Wrap an existing LLVM environment and then use it as per normal:
>>> env = SynchronousSqliteLogger( ... env=gym.make("llvm-autophase-ic-v0"), ... db_path="example.db", ... )
Connect to the database file you specified:
There are two tables:
States: records every unique combination of benchmark + actions. For each entry, records an identifying state ID, the episode reward, and whether the episode is terminated:
sqlite> .mode markdown sqlite> .headers on sqlite> select * from States limit 5; | benchmark_uri | done | ir_instruction_count_oz_reward | state_id | actions | |--------------------------|------|--------------------------------|------------------------------------------|----------------| | generator://csmith-v0/99 | 0 | 0.0 | d625b874e58f6d357b816e21871297ac5c001cf0 | | | generator://csmith-v0/99 | 0 | 0.0 | d625b874e58f6d357b816e21871297ac5c001cf0 | 31 | | generator://csmith-v0/99 | 0 | 0.0 | 52f7142ef606d8b1dec2ff3371c7452c8d7b81ea | 31 116 | | generator://csmith-v0/99 | 0 | 0.268005818128586 | d8c05bd41b7a6c6157b6a8f0f5093907c7cc7ecf | 31 116 103 | | generator://csmith-v0/99 | 0 | 0.288621664047241 | c4d7ecd3807793a0d8bc281104c7f5a8aa4670f9 | 31 116 103 109 |
Observations: records pickled, compressed, and text observation values for each unique state.
Caveats of this implementation:
Only
LlvmEnv
environments may be wrapped.The wrapped environment must have an observation space and reward space set.
The observation spaces and reward spaces that are logged to database are hardcoded.
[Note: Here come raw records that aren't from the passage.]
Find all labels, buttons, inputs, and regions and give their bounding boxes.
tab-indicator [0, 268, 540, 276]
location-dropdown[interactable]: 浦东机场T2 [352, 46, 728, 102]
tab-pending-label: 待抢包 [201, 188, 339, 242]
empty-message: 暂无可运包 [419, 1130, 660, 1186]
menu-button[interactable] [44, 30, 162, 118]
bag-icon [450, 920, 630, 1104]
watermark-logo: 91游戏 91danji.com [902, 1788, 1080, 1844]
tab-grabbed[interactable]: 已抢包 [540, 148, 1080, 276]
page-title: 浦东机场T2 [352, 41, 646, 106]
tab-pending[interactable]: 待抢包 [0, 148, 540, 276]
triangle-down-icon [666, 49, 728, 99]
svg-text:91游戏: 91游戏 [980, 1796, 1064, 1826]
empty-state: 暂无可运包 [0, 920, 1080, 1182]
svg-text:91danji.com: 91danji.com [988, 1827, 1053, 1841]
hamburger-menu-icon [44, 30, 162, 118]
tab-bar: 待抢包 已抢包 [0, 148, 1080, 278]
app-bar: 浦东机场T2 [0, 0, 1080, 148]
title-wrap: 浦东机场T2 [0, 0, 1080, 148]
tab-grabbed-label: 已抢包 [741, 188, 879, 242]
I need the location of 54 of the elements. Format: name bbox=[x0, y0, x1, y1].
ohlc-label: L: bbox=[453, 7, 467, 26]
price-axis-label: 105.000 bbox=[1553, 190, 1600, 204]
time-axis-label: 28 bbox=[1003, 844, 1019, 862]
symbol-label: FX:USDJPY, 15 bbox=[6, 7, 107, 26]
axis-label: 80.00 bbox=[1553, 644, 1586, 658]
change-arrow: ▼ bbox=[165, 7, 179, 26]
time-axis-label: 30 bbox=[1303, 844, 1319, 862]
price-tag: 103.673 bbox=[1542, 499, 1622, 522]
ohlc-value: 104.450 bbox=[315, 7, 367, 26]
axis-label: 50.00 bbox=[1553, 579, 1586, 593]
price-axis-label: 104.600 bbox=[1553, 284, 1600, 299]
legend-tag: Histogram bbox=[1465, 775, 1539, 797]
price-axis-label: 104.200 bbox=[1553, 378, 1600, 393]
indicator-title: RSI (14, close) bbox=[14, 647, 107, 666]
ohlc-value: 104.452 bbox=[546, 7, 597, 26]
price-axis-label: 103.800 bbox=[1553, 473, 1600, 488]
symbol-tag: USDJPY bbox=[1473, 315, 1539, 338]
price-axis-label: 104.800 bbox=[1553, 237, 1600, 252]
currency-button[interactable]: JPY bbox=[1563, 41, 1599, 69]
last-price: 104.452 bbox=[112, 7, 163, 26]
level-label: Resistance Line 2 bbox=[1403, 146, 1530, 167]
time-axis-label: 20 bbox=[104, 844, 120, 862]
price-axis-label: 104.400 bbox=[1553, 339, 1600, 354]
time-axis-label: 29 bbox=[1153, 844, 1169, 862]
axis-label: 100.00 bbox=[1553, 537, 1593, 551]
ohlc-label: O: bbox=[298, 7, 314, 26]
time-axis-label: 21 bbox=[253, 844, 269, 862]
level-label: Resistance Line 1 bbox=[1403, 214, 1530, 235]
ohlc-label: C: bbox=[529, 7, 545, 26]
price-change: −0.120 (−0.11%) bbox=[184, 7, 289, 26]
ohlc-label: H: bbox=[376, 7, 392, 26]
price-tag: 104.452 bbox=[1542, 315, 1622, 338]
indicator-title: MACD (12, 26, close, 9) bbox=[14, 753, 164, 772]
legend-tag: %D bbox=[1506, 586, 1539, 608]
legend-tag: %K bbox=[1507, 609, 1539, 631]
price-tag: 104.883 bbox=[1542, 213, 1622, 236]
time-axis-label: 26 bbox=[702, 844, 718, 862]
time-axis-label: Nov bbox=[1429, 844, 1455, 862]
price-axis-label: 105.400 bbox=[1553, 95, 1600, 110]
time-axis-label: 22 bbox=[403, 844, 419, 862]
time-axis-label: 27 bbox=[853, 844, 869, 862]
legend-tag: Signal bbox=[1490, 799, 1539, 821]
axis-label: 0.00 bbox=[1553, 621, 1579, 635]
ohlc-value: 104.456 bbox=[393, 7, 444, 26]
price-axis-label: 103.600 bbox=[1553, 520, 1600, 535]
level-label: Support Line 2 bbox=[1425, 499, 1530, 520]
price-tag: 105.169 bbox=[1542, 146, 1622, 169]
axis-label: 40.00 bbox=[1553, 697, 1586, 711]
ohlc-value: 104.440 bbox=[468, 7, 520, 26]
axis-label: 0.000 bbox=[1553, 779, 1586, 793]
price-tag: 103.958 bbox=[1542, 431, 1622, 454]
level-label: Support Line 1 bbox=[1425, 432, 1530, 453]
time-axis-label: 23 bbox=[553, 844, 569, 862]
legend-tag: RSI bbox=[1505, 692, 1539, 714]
To change what is recorded, you must copy and modify this implementation.
Writing to the database is synchronous and adds significant overhead to the compute cost of the environment.
- __init__(env: LlvmEnv, db_path: Path, commit_frequency_in_seconds: int = 300, max_step_buffer_length: int = 5000)[source]
Constructor.
- Parameters
env – The environment to wrap.
db_path – The path of the database to log to. This file may already exist. If it does, new entries are appended. If the files does not exist, it is created.
commit_frequency_in_seconds – The maximum amount of time to elapse before writing pending logs to the database.
max_step_buffer_length – The maximum number of calls to
step()
before writing pending logs to the database.